The French government has pegged the CFA to the euro at €1 = CFA655, which stops it sliding as far as, for example, the Zimbabwe dollar. The interest I have in this currency is that it is effectively of no significance.

It only has value in the hands of a person and, as I said, it matters not to forge it. I was thinking about this when I was standing in a queue at my bank. Depending on how you look at it, banks are wonderful or awful things. Very often, if anybody tries to criticise a bank in a newspaper article, the editor will redline it. Banks take out a lot of advertising, on which printed media relies. Oh, they would all “like to be your bank” and “how can we help you?” but, when you criticise them, it will be advertising “today, tomorrow, together . . . never”. They just pull the advert, which, uh, hurts. And then they make you queue in the bank. They make it hard for you to draw cash without giving notice and then they charge you for drawing the cash. They lace your account with charges for every last thing. In the old days, they made money by lending money at a higher interest rate than they paid to borrow it. Now they make it from charges and savings on staff – we queue because they do not want to pay for more staff. They grind us everywhere. They offer to lend money when you do not need it and then would not lend you money when you do need it.

And their call centres . . . must be the worst on the planet. So awful. None of this, however, affects the simple holder of CFAs. He or she proffers his or her currency as cash. Only accepts cash. Trades in cash. Thus, the question is not “Will the banks ever get better?” Instead, it is “What can replace the CFA as the trading currency for 50-million people in Central Africa?”. The answer is the cellphone.

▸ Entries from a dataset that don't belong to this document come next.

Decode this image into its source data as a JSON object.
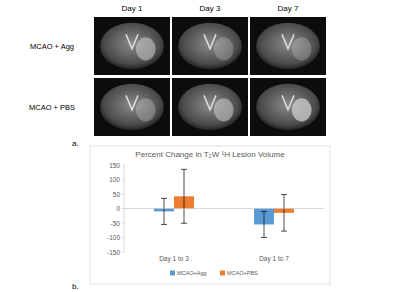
{
  "panel_a": {
    "label": "a.",
    "columns": [
      "Day 1",
      "Day 3",
      "Day 7"
    ],
    "rows": [
      "MCAO + Agg",
      "MCAO + PBS"
    ]
  },
  "panel_b": {
    "label": "b."
  },
  "chart_data": {
    "type": "bar",
    "title": "Percent Change in T₂W ¹H Lesion Volume",
    "categories": [
      "Day 1 to 3",
      "Day 1 to 7"
    ],
    "series": [
      {
        "name": "MCAO+Agg",
        "color": "#5b9bd5",
        "values": [
          -10,
          -55
        ],
        "errors": [
          45,
          45
        ]
      },
      {
        "name": "MCAO+PBS",
        "color": "#ed7d31",
        "values": [
          42,
          -15
        ],
        "errors": [
          93,
          63
        ]
      }
    ],
    "ylim": [
      -150,
      150
    ],
    "yticks": [
      -150,
      -100,
      -50,
      0,
      50,
      100,
      150
    ],
    "grid": false,
    "legend": "bottom"
  }
}
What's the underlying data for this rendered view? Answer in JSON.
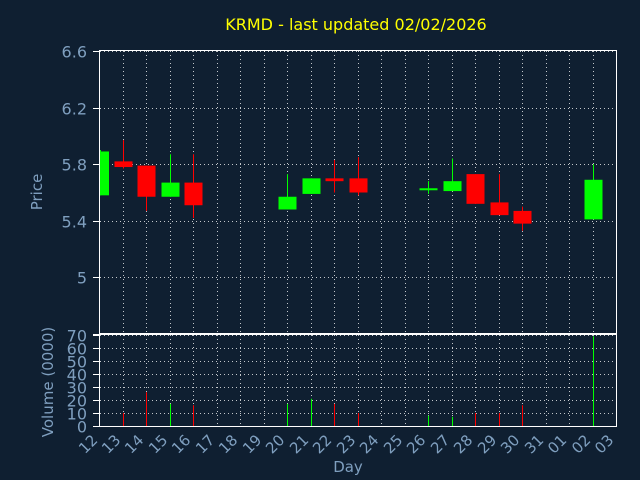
{
  "chart_data": [
    {
      "type": "candlestick",
      "title": "KRMD - last updated 02/02/2026",
      "ylabel": "Price",
      "ylim": [
        4.6,
        6.6
      ],
      "yticks": [
        "6.6",
        "6.2",
        "5.8",
        "5.4",
        "5",
        ""
      ],
      "ytick_values": [
        6.6,
        6.2,
        5.8,
        5.4,
        5.0,
        4.6
      ],
      "grid": true,
      "candles": [
        {
          "day": "12",
          "open": 5.58,
          "high": 5.9,
          "low": 5.58,
          "close": 5.89,
          "color": "#00ff00"
        },
        {
          "day": "13",
          "open": 5.82,
          "high": 5.97,
          "low": 5.77,
          "close": 5.78,
          "color": "#ff0000"
        },
        {
          "day": "14",
          "open": 5.79,
          "high": 5.79,
          "low": 5.47,
          "close": 5.57,
          "color": "#ff0000"
        },
        {
          "day": "15",
          "open": 5.57,
          "high": 5.87,
          "low": 5.57,
          "close": 5.67,
          "color": "#00ff00"
        },
        {
          "day": "16",
          "open": 5.67,
          "high": 5.87,
          "low": 5.42,
          "close": 5.51,
          "color": "#ff0000"
        },
        {
          "day": "20",
          "open": 5.48,
          "high": 5.73,
          "low": 5.48,
          "close": 5.57,
          "color": "#00ff00"
        },
        {
          "day": "21",
          "open": 5.59,
          "high": 5.7,
          "low": 5.59,
          "close": 5.7,
          "color": "#00ff00"
        },
        {
          "day": "22",
          "open": 5.7,
          "high": 5.83,
          "low": 5.6,
          "close": 5.68,
          "color": "#ff0000"
        },
        {
          "day": "23",
          "open": 5.7,
          "high": 5.85,
          "low": 5.58,
          "close": 5.6,
          "color": "#ff0000"
        },
        {
          "day": "26",
          "open": 5.62,
          "high": 5.68,
          "low": 5.59,
          "close": 5.63,
          "color": "#00ff00"
        },
        {
          "day": "27",
          "open": 5.61,
          "high": 5.84,
          "low": 5.61,
          "close": 5.68,
          "color": "#00ff00"
        },
        {
          "day": "28",
          "open": 5.73,
          "high": 5.73,
          "low": 5.52,
          "close": 5.52,
          "color": "#ff0000"
        },
        {
          "day": "29",
          "open": 5.53,
          "high": 5.73,
          "low": 5.44,
          "close": 5.44,
          "color": "#ff0000"
        },
        {
          "day": "30",
          "open": 5.47,
          "high": 5.5,
          "low": 5.33,
          "close": 5.38,
          "color": "#ff0000"
        },
        {
          "day": "02",
          "open": 5.41,
          "high": 5.8,
          "low": 5.41,
          "close": 5.69,
          "color": "#00ff00"
        }
      ]
    },
    {
      "type": "bar",
      "ylabel": "Volume (0000)",
      "xlabel": "Day",
      "ylim": [
        0,
        70
      ],
      "yticks": [
        "70",
        "60",
        "50",
        "40",
        "30",
        "20",
        "10",
        "0"
      ],
      "ytick_values": [
        70,
        60,
        50,
        40,
        30,
        20,
        10,
        0
      ],
      "categories": [
        "12",
        "13",
        "14",
        "15",
        "16",
        "17",
        "18",
        "19",
        "20",
        "21",
        "22",
        "23",
        "24",
        "25",
        "26",
        "27",
        "28",
        "29",
        "30",
        "31",
        "01",
        "02",
        "03"
      ],
      "bars": [
        {
          "day": "13",
          "value": 10,
          "color": "#ff0000"
        },
        {
          "day": "14",
          "value": 26,
          "color": "#ff0000"
        },
        {
          "day": "15",
          "value": 17,
          "color": "#00ff00"
        },
        {
          "day": "16",
          "value": 16,
          "color": "#ff0000"
        },
        {
          "day": "20",
          "value": 17,
          "color": "#00ff00"
        },
        {
          "day": "21",
          "value": 21,
          "color": "#00ff00"
        },
        {
          "day": "22",
          "value": 17,
          "color": "#ff0000"
        },
        {
          "day": "23",
          "value": 10,
          "color": "#ff0000"
        },
        {
          "day": "26",
          "value": 8,
          "color": "#00ff00"
        },
        {
          "day": "27",
          "value": 7,
          "color": "#00ff00"
        },
        {
          "day": "28",
          "value": 10,
          "color": "#ff0000"
        },
        {
          "day": "29",
          "value": 10,
          "color": "#ff0000"
        },
        {
          "day": "30",
          "value": 16,
          "color": "#ff0000"
        },
        {
          "day": "02",
          "value": 69,
          "color": "#00ff00"
        }
      ],
      "grid": true
    }
  ],
  "colors": {
    "background": "#0f1f31",
    "text": "#7f9fbf",
    "title": "#ffff00",
    "axis": "#ffffff",
    "up": "#00ff00",
    "down": "#ff0000"
  }
}
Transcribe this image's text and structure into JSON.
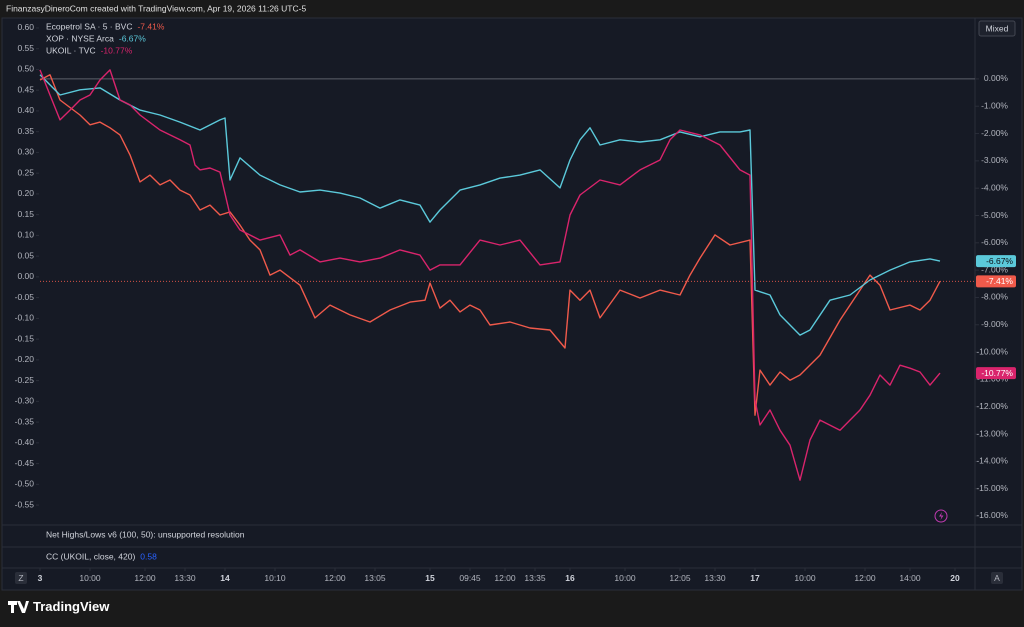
{
  "header": {
    "attribution": "FinanzasyDineroCom created with TradingView.com, Apr 19, 2026 11:26 UTC-5",
    "scale_mode": "Mixed",
    "logo": "TradingView",
    "left_control": "Z",
    "right_control": "A"
  },
  "chart_data": {
    "type": "line",
    "xlim": [
      0,
      187
    ],
    "xticks": [
      {
        "value": 0,
        "label": "3"
      },
      {
        "value": 10,
        "label": "10:00"
      },
      {
        "value": 21,
        "label": "12:00"
      },
      {
        "value": 29,
        "label": "13:30"
      },
      {
        "value": 37,
        "label": "14"
      },
      {
        "value": 47,
        "label": "10:10"
      },
      {
        "value": 59,
        "label": "12:00"
      },
      {
        "value": 67,
        "label": "13:05"
      },
      {
        "value": 78,
        "label": "15"
      },
      {
        "value": 86,
        "label": "09:45"
      },
      {
        "value": 93,
        "label": "12:00"
      },
      {
        "value": 99,
        "label": "13:35"
      },
      {
        "value": 106,
        "label": "16"
      },
      {
        "value": 117,
        "label": "10:00"
      },
      {
        "value": 128,
        "label": "12:05"
      },
      {
        "value": 135,
        "label": "13:30"
      },
      {
        "value": 143,
        "label": "17"
      },
      {
        "value": 153,
        "label": "10:00"
      },
      {
        "value": 165,
        "label": "12:00"
      },
      {
        "value": 174,
        "label": "14:00"
      },
      {
        "value": 183,
        "label": "20"
      }
    ],
    "ylim": [
      -0.598,
      0.624
    ],
    "yticks": [
      {
        "value": 0.6,
        "label": "0.60"
      },
      {
        "value": 0.55,
        "label": "0.55"
      },
      {
        "value": 0.5,
        "label": "0.50"
      },
      {
        "value": 0.45,
        "label": "0.45"
      },
      {
        "value": 0.4,
        "label": "0.40"
      },
      {
        "value": 0.35,
        "label": "0.35"
      },
      {
        "value": 0.3,
        "label": "0.30"
      },
      {
        "value": 0.25,
        "label": "0.25"
      },
      {
        "value": 0.2,
        "label": "0.20"
      },
      {
        "value": 0.15,
        "label": "0.15"
      },
      {
        "value": 0.1,
        "label": "0.10"
      },
      {
        "value": 0.05,
        "label": "0.05"
      },
      {
        "value": 0,
        "label": "0.00"
      },
      {
        "value": -0.05,
        "label": "-0.05"
      },
      {
        "value": -0.1,
        "label": "-0.10"
      },
      {
        "value": -0.15,
        "label": "-0.15"
      },
      {
        "value": -0.2,
        "label": "-0.20"
      },
      {
        "value": -0.25,
        "label": "-0.25"
      },
      {
        "value": -0.3,
        "label": "-0.30"
      },
      {
        "value": -0.35,
        "label": "-0.35"
      },
      {
        "value": -0.4,
        "label": "-0.40"
      },
      {
        "value": -0.45,
        "label": "-0.45"
      },
      {
        "value": -0.5,
        "label": "-0.50"
      },
      {
        "value": -0.55,
        "label": "-0.55"
      }
    ],
    "y2lim": [
      -16.33,
      2.23
    ],
    "y2ticks": [
      {
        "value": 0,
        "label": "0.00%"
      },
      {
        "value": -1,
        "label": "-1.00%"
      },
      {
        "value": -2,
        "label": "-2.00%"
      },
      {
        "value": -3,
        "label": "-3.00%"
      },
      {
        "value": -4,
        "label": "-4.00%"
      },
      {
        "value": -5,
        "label": "-5.00%"
      },
      {
        "value": -6,
        "label": "-6.00%"
      },
      {
        "value": -7,
        "label": "-7.00%"
      },
      {
        "value": -8,
        "label": "-8.00%"
      },
      {
        "value": -9,
        "label": "-9.00%"
      },
      {
        "value": -10,
        "label": "-10.00%"
      },
      {
        "value": -11,
        "label": "-11.00%"
      },
      {
        "value": -12,
        "label": "-12.00%"
      },
      {
        "value": -13,
        "label": "-13.00%"
      },
      {
        "value": -14,
        "label": "-14.00%"
      },
      {
        "value": -15,
        "label": "-15.00%"
      },
      {
        "value": -16,
        "label": "-16.00%"
      }
    ],
    "series": [
      {
        "name": "Ecopetrol SA · 5 · BVC",
        "change_label": "-7.41%",
        "color": "#f05a4b",
        "axis": "y2",
        "x": [
          0,
          2,
          4,
          8,
          10,
          12,
          14,
          16,
          18,
          20,
          22,
          24,
          26,
          28,
          30,
          32,
          34,
          36,
          38,
          40,
          42,
          44,
          46,
          48,
          52,
          55,
          58,
          62,
          66,
          70,
          74,
          77,
          78,
          80,
          82,
          84,
          86,
          88,
          90,
          94,
          98,
          102,
          105,
          106,
          108,
          110,
          112,
          116,
          120,
          124,
          128,
          130,
          132,
          135,
          138,
          142,
          143,
          144,
          146,
          148,
          150,
          152,
          156,
          160,
          164,
          166,
          168,
          170,
          174,
          176,
          178,
          180
        ],
        "values": [
          -0.04,
          0.15,
          -0.77,
          -1.32,
          -1.68,
          -1.58,
          -1.79,
          -2.05,
          -2.78,
          -3.77,
          -3.52,
          -3.88,
          -3.7,
          -4.07,
          -4.25,
          -4.8,
          -4.62,
          -4.98,
          -4.87,
          -5.35,
          -5.9,
          -6.26,
          -7.18,
          -7.0,
          -7.55,
          -8.75,
          -8.28,
          -8.64,
          -8.9,
          -8.46,
          -8.17,
          -8.1,
          -7.47,
          -8.39,
          -8.1,
          -8.53,
          -8.28,
          -8.46,
          -9.01,
          -8.9,
          -9.12,
          -9.19,
          -9.85,
          -7.73,
          -8.1,
          -7.73,
          -8.75,
          -7.73,
          -8.02,
          -7.73,
          -7.91,
          -7.18,
          -6.56,
          -5.71,
          -6.08,
          -5.9,
          -12.31,
          -10.66,
          -11.21,
          -10.73,
          -11.03,
          -10.84,
          -10.11,
          -8.83,
          -7.73,
          -7.18,
          -7.55,
          -8.46,
          -8.28,
          -8.46,
          -8.1,
          -7.41
        ]
      },
      {
        "name": "XOP · NYSE Arca",
        "change_label": "-6.67%",
        "color": "#5bc9da",
        "axis": "y2",
        "x": [
          0,
          4,
          8,
          12,
          16,
          20,
          24,
          28,
          32,
          36,
          37,
          38,
          40,
          44,
          48,
          52,
          56,
          60,
          64,
          68,
          72,
          76,
          78,
          80,
          84,
          88,
          92,
          96,
          100,
          104,
          106,
          108,
          110,
          112,
          116,
          120,
          124,
          128,
          132,
          136,
          140,
          142,
          143,
          146,
          148,
          152,
          154,
          158,
          162,
          166,
          170,
          174,
          178,
          180
        ],
        "values": [
          0.15,
          -0.59,
          -0.4,
          -0.33,
          -0.77,
          -1.14,
          -1.32,
          -1.58,
          -1.87,
          -1.5,
          -1.43,
          -3.7,
          -2.89,
          -3.52,
          -3.88,
          -4.14,
          -4.07,
          -4.18,
          -4.36,
          -4.73,
          -4.43,
          -4.62,
          -5.24,
          -4.8,
          -4.07,
          -3.88,
          -3.63,
          -3.52,
          -3.33,
          -3.99,
          -2.97,
          -2.23,
          -1.79,
          -2.42,
          -2.23,
          -2.31,
          -2.23,
          -1.94,
          -2.12,
          -1.94,
          -1.94,
          -1.87,
          -7.73,
          -7.91,
          -8.64,
          -9.38,
          -9.19,
          -8.1,
          -7.91,
          -7.36,
          -7.0,
          -6.7,
          -6.59,
          -6.67
        ]
      },
      {
        "name": "UKOIL · TVC",
        "change_label": "-10.77%",
        "color": "#d9246c",
        "axis": "y2",
        "x": [
          0,
          2,
          4,
          6,
          8,
          10,
          12,
          14,
          16,
          18,
          20,
          24,
          28,
          30,
          31,
          32,
          34,
          36,
          38,
          40,
          44,
          48,
          50,
          52,
          56,
          60,
          64,
          68,
          72,
          76,
          78,
          80,
          84,
          88,
          92,
          96,
          100,
          104,
          106,
          108,
          112,
          116,
          120,
          124,
          126,
          128,
          132,
          136,
          140,
          142,
          143,
          144,
          146,
          148,
          150,
          152,
          154,
          156,
          160,
          164,
          166,
          168,
          170,
          172,
          174,
          176,
          178,
          180
        ],
        "values": [
          0.33,
          -0.59,
          -1.5,
          -1.14,
          -0.77,
          -0.59,
          -0.04,
          0.33,
          -0.77,
          -0.95,
          -1.32,
          -1.87,
          -2.23,
          -2.42,
          -3.15,
          -3.33,
          -3.26,
          -3.41,
          -4.98,
          -5.53,
          -5.9,
          -5.71,
          -6.45,
          -6.26,
          -6.7,
          -6.56,
          -6.7,
          -6.56,
          -6.26,
          -6.45,
          -7.0,
          -6.81,
          -6.81,
          -5.9,
          -6.08,
          -5.9,
          -6.81,
          -6.7,
          -4.98,
          -4.25,
          -3.7,
          -3.88,
          -3.33,
          -2.97,
          -2.23,
          -1.87,
          -2.05,
          -2.42,
          -3.33,
          -3.52,
          -11.76,
          -12.67,
          -12.12,
          -12.86,
          -13.41,
          -14.69,
          -13.22,
          -12.49,
          -12.86,
          -12.12,
          -11.58,
          -10.84,
          -11.21,
          -10.48,
          -10.59,
          -10.73,
          -11.21,
          -10.77
        ]
      }
    ],
    "indicators": [
      {
        "name": "Net Highs/Lows v6 (100, 50): unsupported resolution"
      },
      {
        "name": "CC (UKOIL, close, 420)",
        "value": 0.58
      }
    ]
  }
}
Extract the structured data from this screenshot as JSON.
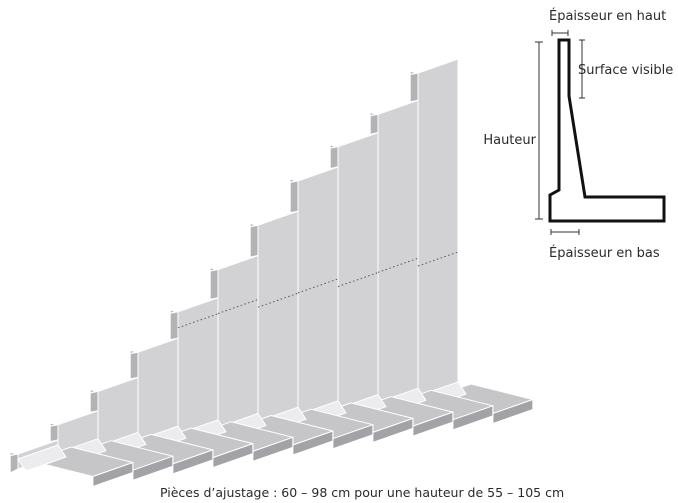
{
  "labels": {
    "thickness_top": "Épaisseur en haut",
    "visible_surface": "Surface visible",
    "height": "Hauteur",
    "thickness_bottom": "Épaisseur en bas",
    "caption": "Pièces d’ajustage : 60 – 98 cm pour une hauteur de 55 – 105 cm"
  },
  "colors": {
    "face": "#d2d2d4",
    "side": "#b3b3b6",
    "top": "#e7e7e9",
    "footing_top": "#c6c6c9",
    "footing_front": "#a3a3a7",
    "fillet": "#ececee",
    "outline": "#ffffff",
    "profile_stroke": "#111111"
  }
}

Not right now. Now it is open to fraud. But add a few features, like voice recognition, print recognition and a few more less obvious recognition items, and one gets a very reliable hand-held bank.

Want to buy goods? Transfer from your phone to the vendor’s. Anywhere. Oh, one can spring up and say, O! Do these people have cellphones? Can they afford them? Well, just about all of them do have cellphones right now. Not all of them smartphones but, guess what, smartphones are not required.

This will happen, I am sure as day follows night. The banks will say, who cares, let us now concentrate on the real business of financing governments and wind turbines and arms deals. We do not need the public. This is not so. They do need the public. The public is one huge cash cow. Workers have to be paid. If you can pay them without going through the banks, so much the better. No more fees. No more queues. As I stand in the endless queue . . . bring it on.